Detailed documentation is at the NCHS links.
- California Health Interview
Survey 2005
public use file (30Mb, in Stata format,'adult.dta' in the
book), and the documentation
- Data from SIPP, the Survey of
Income and Program Participation, wave 1 of the 1996 panel, in a
SQLite database(98Mb)
- Scottish Household Survey data subset(1.5Mb)
from PEAS.
The full public use data can be obtained by registering with the
UK Data
Archive
- Family Resources Survey data subset(0.2Mb) from
PEAS
The full public use data can be obtained by registering with the
UK Data
Archive
- The PPS sample of US election data used in section 3.3 and the
population it came from
are built in to the survey package and can be loaded with
data(election)
- The map examples based on BRFSS data used the version of the BRFSS
GIS data that was available in late 2008. In March 2009 the data file was
changed, omitting the FIPS codes. To make the map code in the book work,
you need the old version.
- Data (mscm.txt) from the Mothers' and
Children's Morbidity Study, used in Chapter 10. These data were obtained
from Patrick Heagerty's web
site for Analysis of Longitudinal Data by Diggle, Heagerty,
Liang & Zeger.
- The BRFSS 2007 data as a HUGE (245Mb) SQLite
database.
Graphs
- Color plots of the 2004 US election: a sample of 5000 votes, colored
and jittered, with dots or transparent circles. A color version of
Figure 3.1, mentioned in section 4.6.1
- Coplot of systolic and diastolic
blood pressure by age and sex, data
from NHANES 2003-2004, mentioned in section 4.5 of the book.
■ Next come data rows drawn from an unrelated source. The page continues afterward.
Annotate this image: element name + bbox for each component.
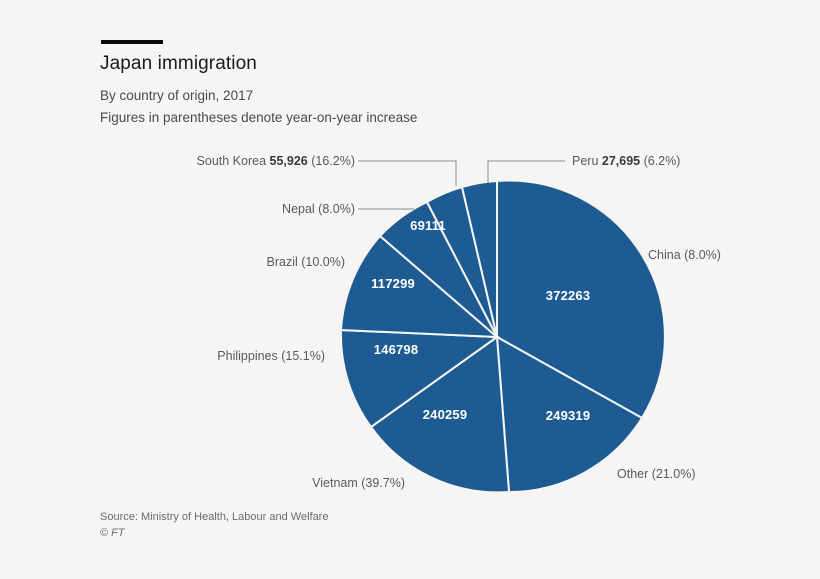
pie-label-peru-pct: (6.2%)	[640, 154, 680, 168]
slice-value-china: 372263	[546, 288, 591, 303]
slice-value-other: 249319	[546, 408, 591, 423]
credit-note: © FT	[100, 527, 125, 539]
pie-label-south-korea-pct: (16.2%)	[308, 154, 355, 168]
pie-label-south-korea: South Korea 55,926 (16.2%)	[120, 155, 355, 168]
slice-value-brazil: 117299	[371, 276, 415, 291]
pie-label-south-korea-name: South Korea	[197, 154, 270, 168]
source-note: Source: Ministry of Health, Labour and W…	[100, 511, 328, 523]
slice-value-vietnam: 240259	[423, 407, 468, 422]
pie-label-peru: Peru 27,695 (6.2%)	[572, 155, 680, 168]
chart-canvas: Japan immigration By country of origin, …	[0, 0, 820, 579]
pie-label-south-korea-value: 55,926	[270, 154, 308, 168]
pie-label-philippines: Philippines (15.1%)	[160, 350, 325, 363]
pie-label-nepal: Nepal (8.0%)	[160, 203, 355, 216]
leader-line-peru	[488, 161, 565, 183]
pie-slices	[341, 181, 665, 493]
pie-label-peru-value: 27,695	[602, 154, 640, 168]
pie-label-vietnam: Vietnam (39.7%)	[200, 477, 405, 490]
slice-value-nepal: 69111	[410, 218, 446, 233]
leader-line-south-korea	[358, 161, 456, 186]
pie-label-brazil: Brazil (10.0%)	[160, 256, 345, 269]
pie-label-other: Other (21.0%)	[617, 468, 696, 481]
pie-label-peru-name: Peru	[572, 154, 602, 168]
pie-label-china: China (8.0%)	[648, 249, 721, 262]
pie-chart: 372263 249319 240259 146798 117299 69111	[0, 0, 820, 579]
slice-value-philippines: 146798	[374, 342, 419, 357]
- code for the combined city/count BRFSS
maps at the end of chapter 4. This uses the CDC 'SMART' data
- Health insurance by state and age, a
color version of Figure 4.24. Unfortunately, the CDC have modified the
'SMART' GIS data to exclude the FIPS codes for states. To make the code
in the
book work, you need the old version
- Code for Figures 4.25 and 4.26, and
other variations on maps with both city and state data. These need the the old version of the BRFSS GIS data (with FIPS
codes). Unzip the file in a subdirectory called GIS and run the
code in the parent directory.
Other books you might prefer
Some (otherwise) reasonable people think that a book on survey analysis
should have lots of formulas, shouldn't be tied to a particular
software system, and should be written by someone with more of a
publication record in
survey methodology. There are many excellent books available that satisfy
these criteria, and I can recommend the following three from personal
experience:
- For an improved version of the standard undergraduate course, Sharon Lohr's Sampling:
Design and Analysis. The second edition has just appeared, and
expands the areas covered. It includes code in SAS, which some people will
see another added feature.
Tobias Verbeke had packaged the
data sets and exercises in the first edition for R.
- For mathematical details, Model
Assisted Survey Sampling by Sarndal, Swensson, and Wretman. This is
the main reference for formulas in my book.
- If you are not interested in R or in doing your own two-phase
designs,
Analysis
of Health Surveys by Korn and Graubard covers fairly similar topics
to my book, with slightly more mathematics.